Court upholds nullification of PG minority plan

April 15, 1997|By Lyle Denniston | Lyle Denniston,SUN NATIONAL STAFF

WASHINGTON -- A move by Prince George's County to revive an affirmative action plan that put more women and minorities into firefighting positions faltered in the Supreme Court yesterday.

The court rejected the county's appeal without comment. That action left intact a decision by the 4th U.S. Circuit Court of Appeals in Richmond last fall nullifying a plan put into effect in 1984.

Prince George's officials had contended that an atmosphere of racial intolerance still exists in many volunteer fire departments, making blacks feel unwelcome and less likely to join. Volunteers are a main source of hiring for the county Fire Department. Women have felt unwelcome because of harassment, the county argued.

The county has a strong interest in moving against race and sex bias, and continues to need affirmative action, the appeal argued.

The county's attorney in the case, Henry R. Lord of Baltimore, said yesterday the county has no alternative plan in mind.

In the mid-1970s, the county had 390 firefighters, 2.7 percent minorities and no women.

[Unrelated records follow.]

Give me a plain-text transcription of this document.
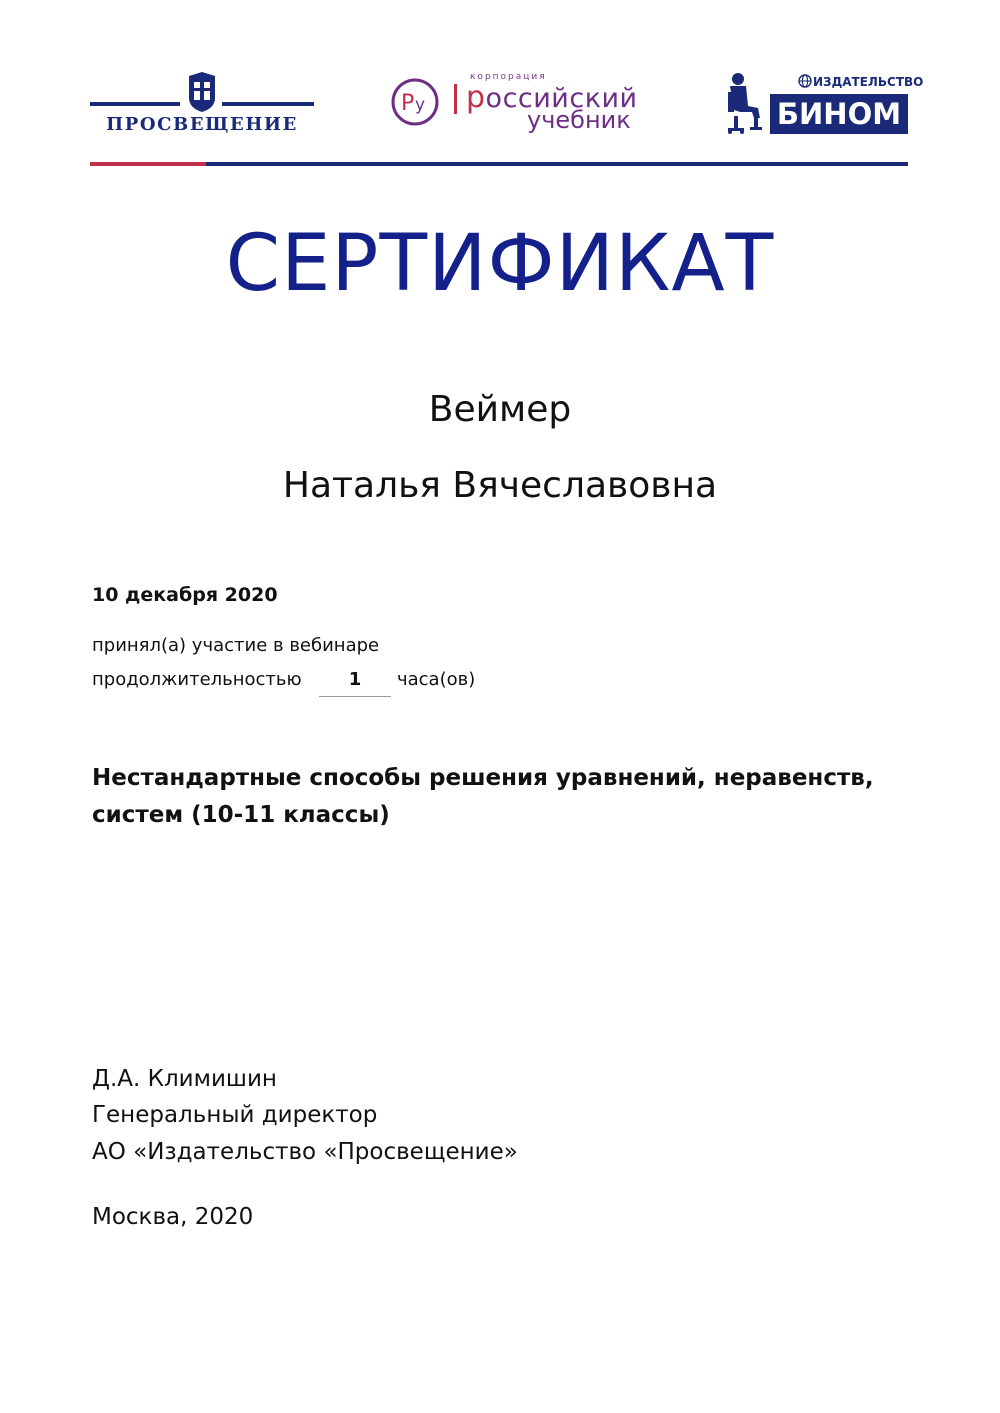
ПРОСВЕЩЕНИЕ
P у
корпорация
российский
учебник
ИЗДАТЕЛЬСТВО
БИНОМ
СЕРТИФИКАТ
Веймер
Наталья Вячеславовна
10 декабря 2020
принял(а) участие в вебинаре
продолжительностью	1	часа(ов)
Нестандартные способы решения уравнений, неравенств, систем (10-11 классы)
Д.А. Климишин
Генеральный директор
АО «Издательство «Просвещение»
Москва, 2020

The loss of federal revenue sharing was threatened if the county did not move against discrimination, county attorneys said.

By 1984, minorities made up 19 percent of the firefighting force and women 3 percent. As a result of the plan, 38 percent are blacks, 15 percent are women, 2 percent are Hispanic-Americans and 0.2 percent are Asian-Americans.

The plan was challenged by six firefighters who claimed they were denied jobs because they were white or male.